Regardless of the number of years you have been struggling with whatever it is, change is one perseverance away.

That being said, the action that it takes to start this process comes from what you personally believe about yourself and your current situation. In order to change, you must believe that you need to change and that you can change!

True belief spawns action. For example, when people quote John 3:16 (“For God so loved the world…whoever believes in him will be saved”), most will infer that the “belief” that is being referred to is an intellectual belief in Jesus.

False! (Even the demons “believe” in one God (James 2:19)) This then means that true belief in Jesus will result in obedience to His teaching (the Bible). Again, true belief spawns action.

What do you believe about yourself?

For Christians and non-Christians alike, Jesus is always here, asking “do you want to get well?” Jesus can heal our life’s “paralysis.” He is the solution to the change that we seek.
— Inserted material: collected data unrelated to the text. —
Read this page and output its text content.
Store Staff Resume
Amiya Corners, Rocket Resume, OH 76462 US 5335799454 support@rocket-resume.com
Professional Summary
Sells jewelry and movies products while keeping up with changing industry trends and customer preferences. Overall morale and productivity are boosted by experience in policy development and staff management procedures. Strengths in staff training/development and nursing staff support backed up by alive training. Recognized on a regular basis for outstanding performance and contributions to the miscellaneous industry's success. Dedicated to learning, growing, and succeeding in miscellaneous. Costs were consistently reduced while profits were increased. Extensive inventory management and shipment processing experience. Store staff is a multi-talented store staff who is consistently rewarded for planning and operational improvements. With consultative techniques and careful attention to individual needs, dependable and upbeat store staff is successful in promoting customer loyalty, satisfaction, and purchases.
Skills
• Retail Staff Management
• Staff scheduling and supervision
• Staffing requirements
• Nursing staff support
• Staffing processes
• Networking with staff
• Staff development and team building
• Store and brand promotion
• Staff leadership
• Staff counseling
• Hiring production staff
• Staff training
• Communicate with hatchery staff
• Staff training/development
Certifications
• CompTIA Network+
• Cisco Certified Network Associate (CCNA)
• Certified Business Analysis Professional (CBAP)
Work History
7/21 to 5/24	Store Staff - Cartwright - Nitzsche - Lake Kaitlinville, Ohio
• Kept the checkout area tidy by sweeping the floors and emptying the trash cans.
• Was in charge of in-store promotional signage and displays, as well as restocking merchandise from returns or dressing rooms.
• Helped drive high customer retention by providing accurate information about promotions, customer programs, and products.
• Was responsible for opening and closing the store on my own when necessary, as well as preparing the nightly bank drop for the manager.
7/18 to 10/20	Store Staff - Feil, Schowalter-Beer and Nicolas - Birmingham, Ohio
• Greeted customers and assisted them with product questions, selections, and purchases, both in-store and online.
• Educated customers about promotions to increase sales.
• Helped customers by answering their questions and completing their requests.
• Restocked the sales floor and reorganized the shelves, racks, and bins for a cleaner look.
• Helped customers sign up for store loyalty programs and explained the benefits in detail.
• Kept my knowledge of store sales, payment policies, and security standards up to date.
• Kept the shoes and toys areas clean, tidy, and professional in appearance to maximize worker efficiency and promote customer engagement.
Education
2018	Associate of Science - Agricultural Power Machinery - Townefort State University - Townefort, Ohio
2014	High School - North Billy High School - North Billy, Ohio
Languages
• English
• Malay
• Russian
In a strictly “secular” sense, whatever new beginning you are looking to have, it can happen. But this new beginning will only come from a daily, personal decision to discard the old and develop the new.

New beginnings only come to those who are willing to surrender the current mediocrity and fight for the coming masterpiece.

The invalid waited 38 years to do something about his life. How long have you been waiting?

Pick up your mat and walk. A greater life awaits.